You might have had to seek common references between two data tables without these references beging always the same: misspelled names, addresses, descriptions, codes or identifiers different from one organization to the other...
Now docBird CrossReferencer allows you to automatically find similar references between two data tables. This tool is ideal for analyzing large volumes of data and for analyzing information that you frequently use: customer records, product catalogs, lists of bills, classification tables, etc ... Tasks that seemed binding and even impossible before, will now be handled in a few clicks with docBird CrossReferencer.
docBird CrossReferencer determines matches according to your own rules of recognition. It compares the columns you specify (addresses or descriptions for example) using one of the many likeness algorithms the tool features. So you can configure your search rules according to the type of data to analyze.
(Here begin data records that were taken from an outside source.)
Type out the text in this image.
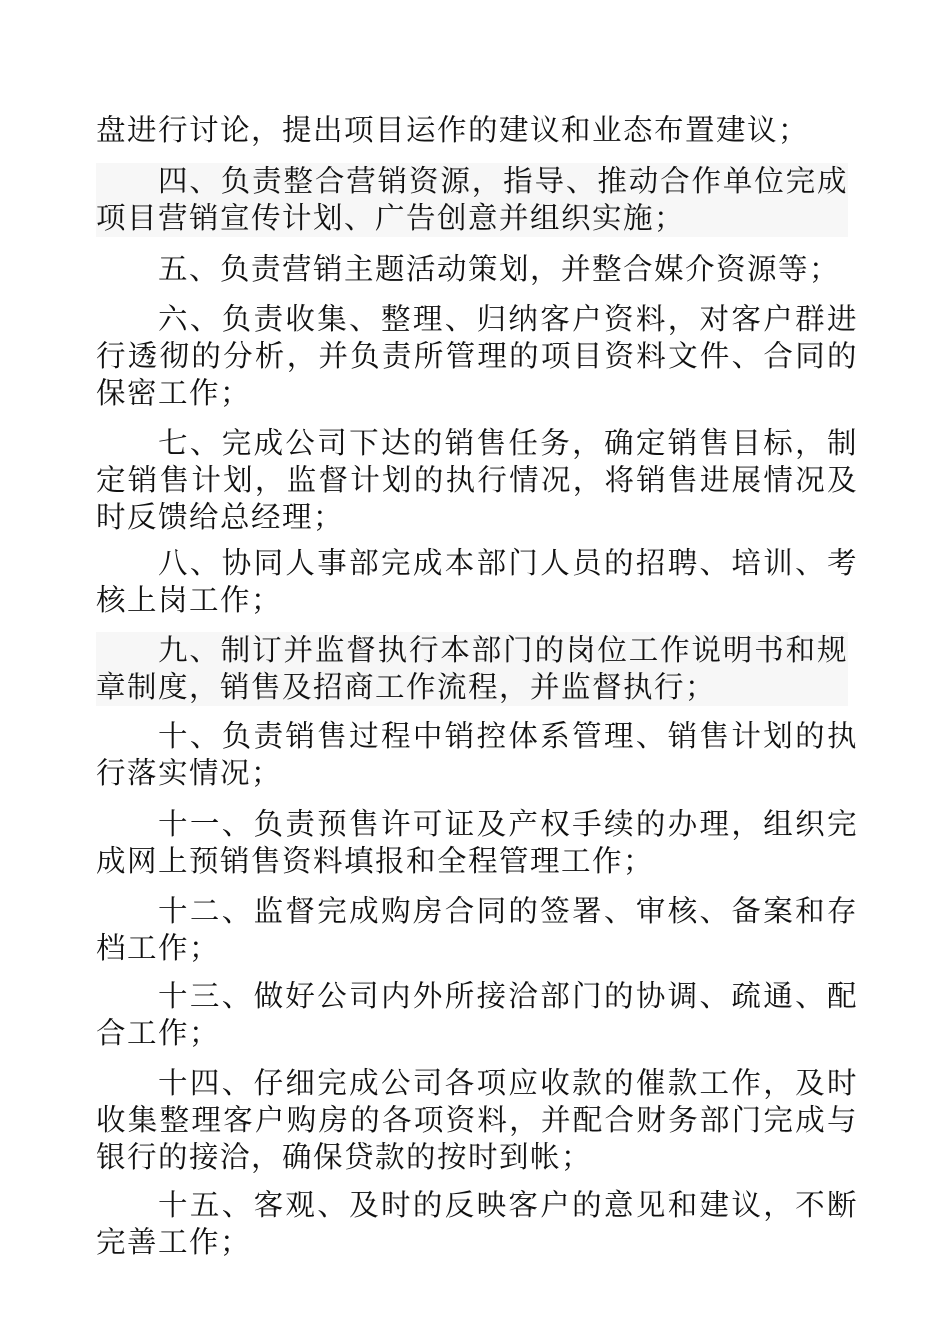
盘进行讨论，提出项目运作的建议和业态布置建议；

四、负责整合营销资源，指导、推动合作单位完成项目营销宣传计划、广告创意并组织实施；

五、负责营销主题活动策划，并整合媒介资源等；

六、负责收集、整理、归纳客户资料，对客户群进行透彻的分析，并负责所管理的项目资料文件、合同的保密工作；

七、完成公司下达的销售任务，确定销售目标，制定销售计划，监督计划的执行情况，将销售进展情况及时反馈给总经理；

八、协同人事部完成本部门人员的招聘、培训、考核上岗工作；

九、制订并监督执行本部门的岗位工作说明书和规章制度，销售及招商工作流程，并监督执行；

十、负责销售过程中销控体系管理、销售计划的执行落实情况；

十一、负责预售许可证及产权手续的办理，组织完成网上预销售资料填报和全程管理工作；

十二、监督完成购房合同的签署、审核、备案和存档工作；

十三、做好公司内外所接洽部门的协调、疏通、配合工作；

十四、仔细完成公司各项应收款的催款工作，及时收集整理客户购房的各项资料，并配合财务部门完成与银行的接洽，确保贷款的按时到帐；

十五、客观、及时的反映客户的意见和建议，不断完善工作；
Once your recognition rules specified, simply click a button to start the search. docBird CrossReferencer then displays a summary report of results listing the directly found references, the unknown ones and finally those for which the operating tool 'was not sure'. For those, it allows you to manually select the right reference among the list of the most similar ones. At any time you have the opportunity to save the results of your search and to export them as lookup tables in the desired format.
docBird CrossReferencer supports multiple input formats (plain text, CSV, Excel ...). With an intuitive interface, the tool is also easy to use. It also allows you to keep your work (your settings and your search results) in projects.